And how those benefits can last well into Springtime!

Eastern Towhee (Pipilo erythrophthalmus)

Once you have heard the early springtime call of the Towhee, you won’t soon forget it. And the chances of you hearing this bird, and not ever seeing it, are very good. They are a ground dweller and are often hard to spot based on their preference for scrubby and brushy habitat with lots of hiding places. Though nearly as large (but not quite) as the American Robin, they are much less ubiquitous in the average suburban landscape. But their call is unmistakable whistled “Drink your teeee-aaaa!”
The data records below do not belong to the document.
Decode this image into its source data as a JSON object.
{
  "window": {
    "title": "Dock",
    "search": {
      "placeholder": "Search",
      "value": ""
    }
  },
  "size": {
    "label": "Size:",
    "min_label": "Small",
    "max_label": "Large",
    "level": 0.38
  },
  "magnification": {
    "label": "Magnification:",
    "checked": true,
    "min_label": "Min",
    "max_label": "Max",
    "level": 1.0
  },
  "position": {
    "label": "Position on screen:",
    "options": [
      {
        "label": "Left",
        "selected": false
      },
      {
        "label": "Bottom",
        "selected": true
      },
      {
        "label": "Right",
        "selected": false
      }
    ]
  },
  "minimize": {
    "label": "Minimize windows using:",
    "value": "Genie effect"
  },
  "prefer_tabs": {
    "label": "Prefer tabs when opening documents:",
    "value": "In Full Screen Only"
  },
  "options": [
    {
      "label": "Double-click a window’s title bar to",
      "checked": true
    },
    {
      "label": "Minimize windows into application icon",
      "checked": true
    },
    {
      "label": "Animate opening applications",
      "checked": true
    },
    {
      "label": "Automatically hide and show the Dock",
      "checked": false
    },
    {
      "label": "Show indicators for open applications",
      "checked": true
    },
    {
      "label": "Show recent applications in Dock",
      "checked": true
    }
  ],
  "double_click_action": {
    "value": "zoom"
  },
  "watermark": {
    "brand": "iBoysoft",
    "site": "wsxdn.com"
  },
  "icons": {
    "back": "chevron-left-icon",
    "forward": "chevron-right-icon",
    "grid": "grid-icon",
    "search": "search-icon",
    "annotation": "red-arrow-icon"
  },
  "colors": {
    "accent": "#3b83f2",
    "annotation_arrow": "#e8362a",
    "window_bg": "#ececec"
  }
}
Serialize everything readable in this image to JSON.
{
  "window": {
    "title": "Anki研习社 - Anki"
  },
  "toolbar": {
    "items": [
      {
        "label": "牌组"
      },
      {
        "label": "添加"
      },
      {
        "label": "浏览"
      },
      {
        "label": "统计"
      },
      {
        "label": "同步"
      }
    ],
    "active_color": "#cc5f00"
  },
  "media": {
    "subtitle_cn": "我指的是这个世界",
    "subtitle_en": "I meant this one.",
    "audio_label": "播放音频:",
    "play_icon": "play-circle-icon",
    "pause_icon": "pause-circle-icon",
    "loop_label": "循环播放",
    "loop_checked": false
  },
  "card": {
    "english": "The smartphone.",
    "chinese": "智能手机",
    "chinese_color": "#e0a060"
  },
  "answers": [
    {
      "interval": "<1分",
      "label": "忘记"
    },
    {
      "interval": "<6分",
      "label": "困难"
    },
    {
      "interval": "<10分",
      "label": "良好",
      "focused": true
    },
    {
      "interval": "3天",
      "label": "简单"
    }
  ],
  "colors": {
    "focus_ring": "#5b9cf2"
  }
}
However, given their preferred ground-forager habits…I wanted to experiment a little bit in my fall garden, and make a winterized garden bed that, come spring, maybe, just maybe, (with a sprinkle of luck) one of these guys will come along and utilize a little patch of my yard that I covered in leaves. I covered most of the rear garden bed in a layer of Silver Maple and Sweet Gum leaves from nearby trees. A winter blanket of sorts.
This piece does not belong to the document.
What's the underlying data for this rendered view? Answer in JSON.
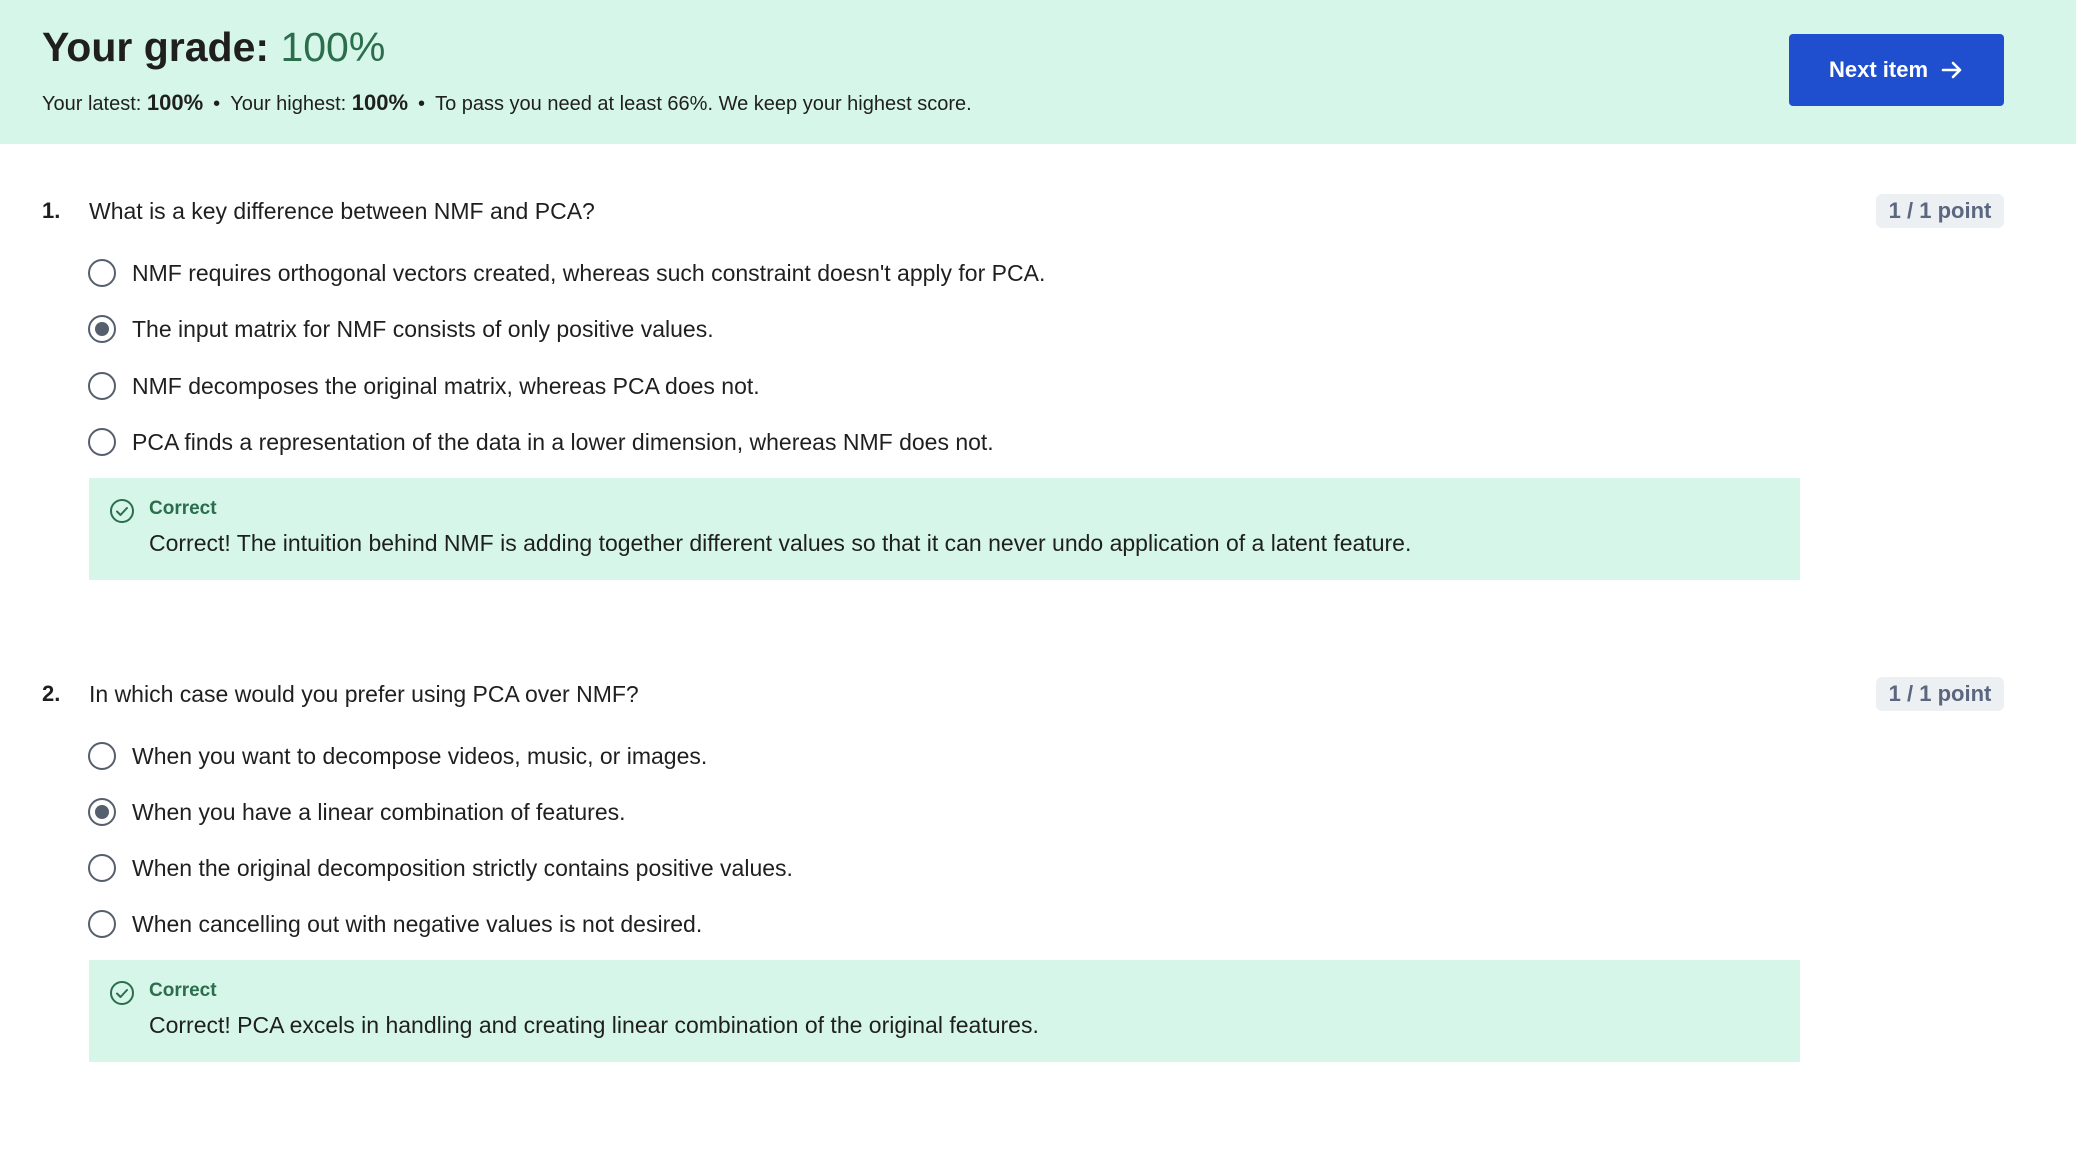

About 4 years ago I remember seeing the bird, on the ground, close to our house for a hot minute. But since that time, my encounters since have been solely audible. (While the photo I posted above was taken on a wooded trail, about twenty minutes away from my house.)

The leaves offer a textured appeal to the garden. While I don’t expect the bird to build a nest and grace me with his presence every day in the next breeding season, I do expect a short pop over. A quick visit just long enough for me to grab a photograph. Their song is striking, but so are the colors they sport. A unique reddish brown eye, and stark black and white plumage with a splash of rusty auburn. The female, just slightly more toned down and less showy than the male.
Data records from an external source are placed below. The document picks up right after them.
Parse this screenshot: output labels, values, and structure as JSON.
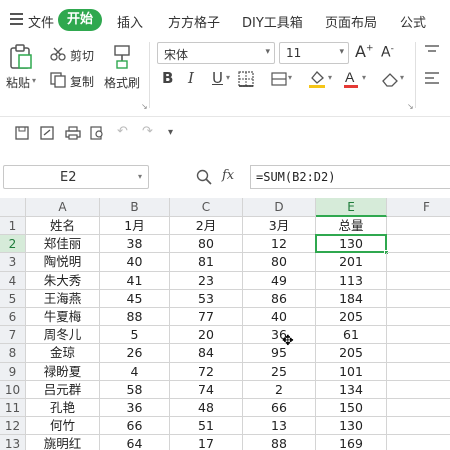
{
  "menu": {
    "file": "文件",
    "start": "开始",
    "insert": "插入",
    "fangfang": "方方格子",
    "diy": "DIY工具箱",
    "layout": "页面布局",
    "formula": "公式"
  },
  "ribbon": {
    "paste": "粘贴",
    "cut": "剪切",
    "copy": "复制",
    "format_painter": "格式刷",
    "font_name": "宋体",
    "font_size": "11"
  },
  "formula_bar": {
    "name_box": "E2",
    "fx": "fx",
    "formula": "=SUM(B2:D2)"
  },
  "columns": [
    "A",
    "B",
    "C",
    "D",
    "E",
    "F"
  ],
  "rows": [
    {
      "num": "1",
      "cells": [
        "姓名",
        "1月",
        "2月",
        "3月",
        "总量",
        ""
      ]
    },
    {
      "num": "2",
      "cells": [
        "郑佳丽",
        "38",
        "80",
        "12",
        "130",
        ""
      ]
    },
    {
      "num": "3",
      "cells": [
        "陶悦明",
        "40",
        "81",
        "80",
        "201",
        ""
      ]
    },
    {
      "num": "4",
      "cells": [
        "朱大秀",
        "41",
        "23",
        "49",
        "113",
        ""
      ]
    },
    {
      "num": "5",
      "cells": [
        "王海燕",
        "45",
        "53",
        "86",
        "184",
        ""
      ]
    },
    {
      "num": "6",
      "cells": [
        "牛夏梅",
        "88",
        "77",
        "40",
        "205",
        ""
      ]
    },
    {
      "num": "7",
      "cells": [
        "周冬儿",
        "5",
        "20",
        "36",
        "61",
        ""
      ]
    },
    {
      "num": "8",
      "cells": [
        "金琼",
        "26",
        "84",
        "95",
        "205",
        ""
      ]
    },
    {
      "num": "9",
      "cells": [
        "禄盼夏",
        "4",
        "72",
        "25",
        "101",
        ""
      ]
    },
    {
      "num": "10",
      "cells": [
        "吕元群",
        "58",
        "74",
        "2",
        "134",
        ""
      ]
    },
    {
      "num": "11",
      "cells": [
        "孔艳",
        "36",
        "48",
        "66",
        "150",
        ""
      ]
    },
    {
      "num": "12",
      "cells": [
        "何竹",
        "66",
        "51",
        "13",
        "130",
        ""
      ]
    },
    {
      "num": "13",
      "cells": [
        "旐明红",
        "64",
        "17",
        "88",
        "169",
        ""
      ]
    }
  ],
  "colors": {
    "accent": "#2fa84f",
    "header_bg": "#eef0f3",
    "active_header_bg": "#d6ebd9"
  }
}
In the two photos below, you can see how I added texture to the garden, simply by transporting wheelbarrows full of leaves from nearby trees. I honestly did not think I would have enjoyed the end result as much as I did. But I think the winterized garden is just as visually appealing to look at, even without any flowers in bloom.

I certainly have high hopes for the Eastern Towhee in a few months. But even still, the look is much better. The garden bed has a blanket of leaves, in several warm colors, inviting the winter to settle in. Winter is all about slowing down, and on my couch, with the right blanket and the right book, I may not move for hours.